Computation times of both methods for such small networks are not relevant, given that the experiments took only a few seconds.

5 Conclusions and future work

We introduce a methodology to analyse community structure dynamics in evolving customer networks, based on two window models: a landmark and a sliding window. This methodology was devised to tackle a real-world problem of one of the largest Portuguese companies on the field of electricity. The goal of the company was to explore social network research techniques in an attempt to tap the potential of their time-stamped customer base data, for marketing purposes. In this paper, we present the first results of our exploratory analysis on the company’s customer network. This network uncovers the similarities of purchasing behaviour among the company’s customers. The application of dynamic community mining using two different time window models allowed us to identify the evolutionary profile of groups of customers and grasp insights into the customer base.
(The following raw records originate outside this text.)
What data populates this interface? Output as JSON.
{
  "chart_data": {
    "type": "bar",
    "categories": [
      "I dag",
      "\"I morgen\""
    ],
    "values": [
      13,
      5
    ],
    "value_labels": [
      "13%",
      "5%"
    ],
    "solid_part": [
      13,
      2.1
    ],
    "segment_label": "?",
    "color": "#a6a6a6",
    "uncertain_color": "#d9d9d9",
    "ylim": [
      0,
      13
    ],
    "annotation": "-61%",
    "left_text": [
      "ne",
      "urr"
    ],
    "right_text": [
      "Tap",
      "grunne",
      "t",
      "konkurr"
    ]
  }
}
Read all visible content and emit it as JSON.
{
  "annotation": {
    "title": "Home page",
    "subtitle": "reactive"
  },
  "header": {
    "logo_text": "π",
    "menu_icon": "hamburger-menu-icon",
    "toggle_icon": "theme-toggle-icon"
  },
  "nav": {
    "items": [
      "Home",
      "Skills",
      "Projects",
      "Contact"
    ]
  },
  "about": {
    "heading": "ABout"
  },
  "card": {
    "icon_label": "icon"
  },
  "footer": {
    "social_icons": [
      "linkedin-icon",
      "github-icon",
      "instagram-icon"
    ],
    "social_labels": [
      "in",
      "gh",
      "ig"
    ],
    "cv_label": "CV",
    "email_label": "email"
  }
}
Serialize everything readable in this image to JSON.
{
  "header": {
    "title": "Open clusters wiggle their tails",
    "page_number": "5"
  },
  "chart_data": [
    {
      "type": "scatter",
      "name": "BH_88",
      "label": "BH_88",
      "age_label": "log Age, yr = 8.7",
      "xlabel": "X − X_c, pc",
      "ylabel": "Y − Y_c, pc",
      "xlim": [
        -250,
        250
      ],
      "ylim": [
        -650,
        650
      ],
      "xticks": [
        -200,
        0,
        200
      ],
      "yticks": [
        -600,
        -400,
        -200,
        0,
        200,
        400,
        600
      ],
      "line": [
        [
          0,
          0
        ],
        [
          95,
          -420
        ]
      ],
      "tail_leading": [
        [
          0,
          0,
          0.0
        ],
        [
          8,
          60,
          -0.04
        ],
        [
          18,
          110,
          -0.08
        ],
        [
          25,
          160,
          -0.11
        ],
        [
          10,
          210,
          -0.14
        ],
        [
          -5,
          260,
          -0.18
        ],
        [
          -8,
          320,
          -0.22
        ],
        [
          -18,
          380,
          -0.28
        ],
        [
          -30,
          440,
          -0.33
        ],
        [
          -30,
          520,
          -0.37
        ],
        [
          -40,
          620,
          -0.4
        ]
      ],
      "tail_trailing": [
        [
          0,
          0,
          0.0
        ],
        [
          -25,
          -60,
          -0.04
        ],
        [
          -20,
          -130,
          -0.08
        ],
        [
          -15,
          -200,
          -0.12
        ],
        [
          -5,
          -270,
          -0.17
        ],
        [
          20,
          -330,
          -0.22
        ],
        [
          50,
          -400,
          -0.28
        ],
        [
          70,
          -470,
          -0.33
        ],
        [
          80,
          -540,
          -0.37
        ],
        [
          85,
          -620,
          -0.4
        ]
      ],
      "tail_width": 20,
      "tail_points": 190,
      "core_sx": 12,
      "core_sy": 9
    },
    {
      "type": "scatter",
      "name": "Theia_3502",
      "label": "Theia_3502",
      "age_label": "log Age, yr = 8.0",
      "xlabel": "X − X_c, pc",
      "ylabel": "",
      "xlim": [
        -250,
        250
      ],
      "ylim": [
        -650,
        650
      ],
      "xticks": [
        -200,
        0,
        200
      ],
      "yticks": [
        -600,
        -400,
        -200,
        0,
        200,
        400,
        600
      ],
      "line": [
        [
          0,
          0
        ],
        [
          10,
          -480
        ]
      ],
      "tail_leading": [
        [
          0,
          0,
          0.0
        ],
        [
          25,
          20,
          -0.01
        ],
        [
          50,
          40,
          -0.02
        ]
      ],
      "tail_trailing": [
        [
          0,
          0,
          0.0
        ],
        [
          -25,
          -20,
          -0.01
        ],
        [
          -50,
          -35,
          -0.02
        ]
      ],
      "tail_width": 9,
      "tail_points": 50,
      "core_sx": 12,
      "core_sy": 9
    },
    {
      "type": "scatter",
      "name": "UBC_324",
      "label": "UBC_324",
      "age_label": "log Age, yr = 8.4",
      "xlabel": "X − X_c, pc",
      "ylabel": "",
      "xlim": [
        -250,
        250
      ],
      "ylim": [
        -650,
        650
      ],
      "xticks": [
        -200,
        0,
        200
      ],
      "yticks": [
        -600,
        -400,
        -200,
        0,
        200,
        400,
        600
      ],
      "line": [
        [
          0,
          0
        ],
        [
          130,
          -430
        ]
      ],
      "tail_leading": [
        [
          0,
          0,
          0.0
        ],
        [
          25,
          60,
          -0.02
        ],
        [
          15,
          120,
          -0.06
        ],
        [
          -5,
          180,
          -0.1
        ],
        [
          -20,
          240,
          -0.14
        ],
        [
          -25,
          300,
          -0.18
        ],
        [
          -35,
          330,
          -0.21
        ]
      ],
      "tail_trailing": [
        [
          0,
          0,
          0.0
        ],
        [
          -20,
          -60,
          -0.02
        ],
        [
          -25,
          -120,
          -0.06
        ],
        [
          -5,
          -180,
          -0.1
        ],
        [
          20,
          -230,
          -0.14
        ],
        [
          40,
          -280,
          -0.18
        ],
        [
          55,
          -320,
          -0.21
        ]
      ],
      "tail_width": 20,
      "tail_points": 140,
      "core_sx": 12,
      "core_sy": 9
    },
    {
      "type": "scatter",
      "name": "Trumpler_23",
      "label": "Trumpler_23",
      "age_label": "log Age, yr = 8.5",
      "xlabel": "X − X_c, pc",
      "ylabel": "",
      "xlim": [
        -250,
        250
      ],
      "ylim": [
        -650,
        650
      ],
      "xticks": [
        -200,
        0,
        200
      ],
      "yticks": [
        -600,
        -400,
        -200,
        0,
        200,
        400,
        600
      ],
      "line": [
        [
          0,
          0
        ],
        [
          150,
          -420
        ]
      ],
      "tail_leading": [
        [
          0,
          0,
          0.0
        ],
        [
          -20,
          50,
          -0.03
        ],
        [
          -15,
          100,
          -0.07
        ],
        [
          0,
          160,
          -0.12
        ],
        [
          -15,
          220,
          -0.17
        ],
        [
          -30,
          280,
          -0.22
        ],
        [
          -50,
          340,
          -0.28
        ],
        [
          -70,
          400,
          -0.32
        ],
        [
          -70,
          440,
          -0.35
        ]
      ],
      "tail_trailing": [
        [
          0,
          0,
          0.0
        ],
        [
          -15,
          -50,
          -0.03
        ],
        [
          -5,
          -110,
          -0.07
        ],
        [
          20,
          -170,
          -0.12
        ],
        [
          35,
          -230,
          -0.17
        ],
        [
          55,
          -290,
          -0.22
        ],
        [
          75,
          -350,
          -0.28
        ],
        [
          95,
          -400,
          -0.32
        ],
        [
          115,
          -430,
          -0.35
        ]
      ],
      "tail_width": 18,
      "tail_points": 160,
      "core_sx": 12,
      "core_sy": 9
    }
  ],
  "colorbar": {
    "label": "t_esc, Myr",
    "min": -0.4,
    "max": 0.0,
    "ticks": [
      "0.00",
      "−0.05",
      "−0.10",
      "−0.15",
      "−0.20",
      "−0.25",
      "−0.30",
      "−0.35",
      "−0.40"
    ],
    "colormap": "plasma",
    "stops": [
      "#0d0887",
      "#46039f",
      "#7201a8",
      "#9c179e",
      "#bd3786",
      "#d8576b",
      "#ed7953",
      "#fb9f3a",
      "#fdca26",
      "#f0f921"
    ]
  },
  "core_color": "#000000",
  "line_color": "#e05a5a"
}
The results suggest that both window models provide complementary information regarding the dynamics of the underlying network. While the landmark window considers all the historical data, the sliding window employs a catastrophic forgetting of older data, focusing only on the most recent past. Given these distinct perspectives, the sliding window approach proves to be more suitable for, e.g. detecting changes in customers’ purchasing behaviour, whereas landmark windows are more appropriate to identify persistent customers’ profiles. As future work, we intend to perform experiments using alternative time window approaches (e.g. accumulated time windows with fading links) and a few larger datasets, with longer timeframes, in order to assess the feasibility, performance and suitability of MECnet for dealing with large networks.